The company was known for its coffee table books (particularly art monographs) but had recently launched a children’s imprint.
One of the most popular titles in that imprint was Letters from Felix, a picture book translated from German.
Before I started, the marketing department had developed a simple promotional series of activity sheets based on the book that they sent to bookstores. The publisher wanted to create an entire book of activities. He announced this at a marketing meeting.
I volunteered to write it. Somehow, no one sniggered.
I forgot what happened next (though I did keep a journal at the time, I am relaying this story solely on memory).
Six or so months later, on the Friday before Labor Day weekend, the publisher called me into his office.
“Remember when you offered to write the Felix activity book?”
I said yes.
“Well, if you were serious, the job is yours.”

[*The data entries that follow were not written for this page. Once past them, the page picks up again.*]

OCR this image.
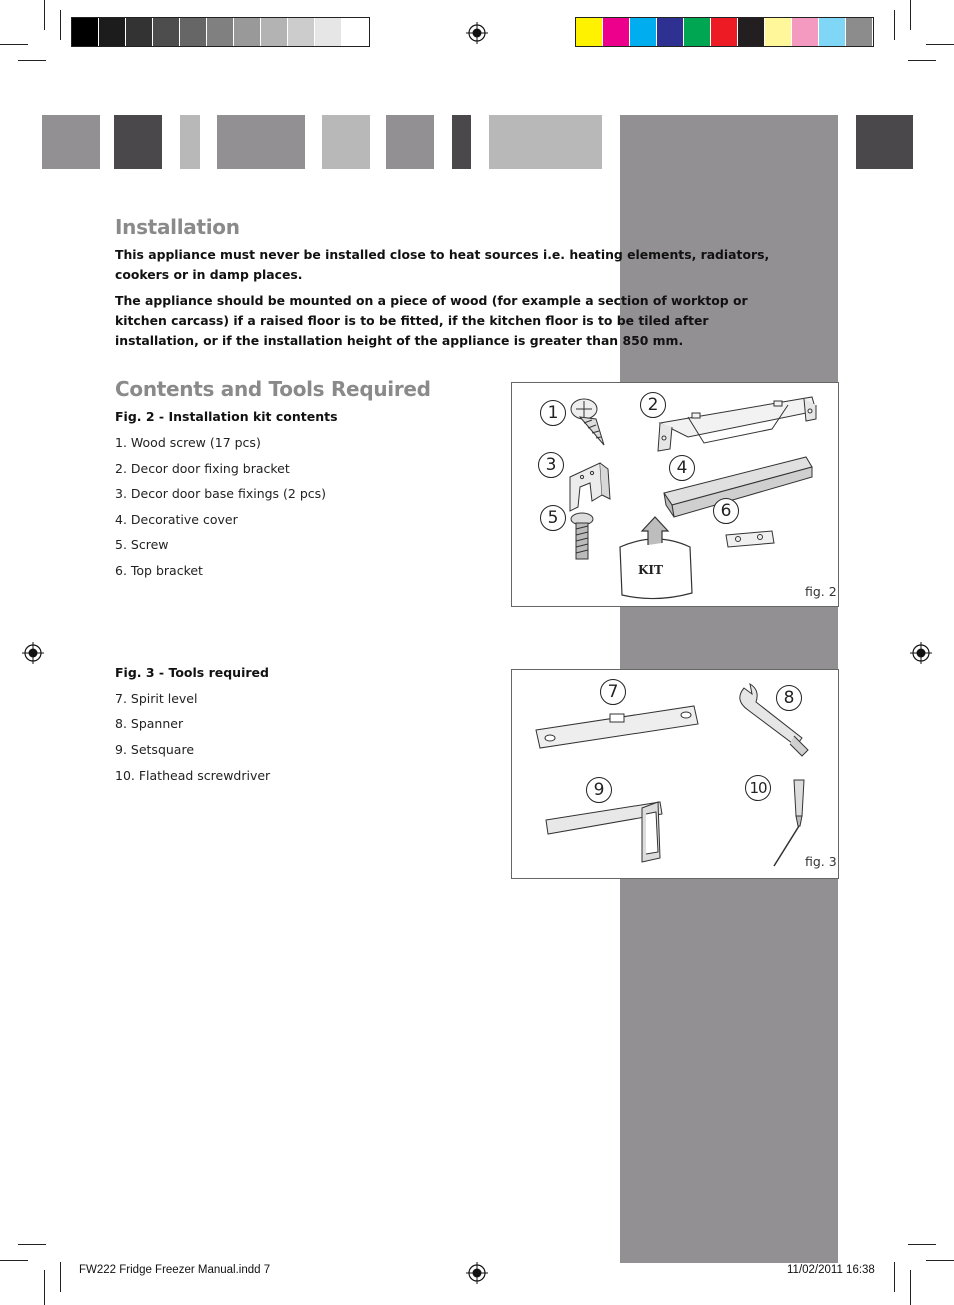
Installation

This appliance must never be installed close to heat sources i.e. heating elements, radiators, cookers or in damp places.

The appliance should be mounted on a piece of wood (for example a section of worktop or kitchen carcass) if a raised floor is to be fitted, if the kitchen floor is to be tiled after installation, or if the installation height of the appliance is greater than 850 mm.

Contents and Tools Required
Fig. 2 - Installation kit contents
1. Wood screw (17 pcs)
2. Decor door fixing bracket
3. Decor door base fixings (2 pcs)
4. Decorative cover
5. Screw
6. Top bracket
Fig. 3 - Tools required
7. Spirit level
8. Spanner
9. Setsquare
10. Flathead screwdriver
KIT
1	2
3	4
5	6
fig. 2
7	8
9	10
fig. 3
FW222 Fridge Freezer Manual.indd 7	11/02/2011 16:38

“Are you serious?” I was 23 with no credits to my name. I now know why at least in part why that was actually attractive: it meant I came cheap.
I was partnered with a friend who also worked in the marketing department. We were hired independently of our day jobs and were not supposed to work on the book in the office. Because my friend was also one of my bosses, she had more responsibility and therefore could devote less time to the book. I (gladly) ended up writing the majority of it and at her prompting (she was a good egg), we adjusted our financial arrangement accordingly.
I remember doing my research, all the old-fashioned way: books only. The Internet (at least as a significant research tool) was still a couple of years off.
Once we had some activities done, I focus-grouped them at Long Lots Elementary in Connecticut at which the sister of another of my bosses taught.
The Felix Activity Book came out in 1996.
I did my first bookstore signing that fall, and a couple more afterward. In 1999, the sequel Felix Explores Our World came out to zero fanfare (except in my mom’s condo).
Then Felix and I parted ways, amicably. But I will always be grateful to him (and Abbeville) for giving me my first break in publishing.
Felix may have been the one writing letters, but I was the one who became an author.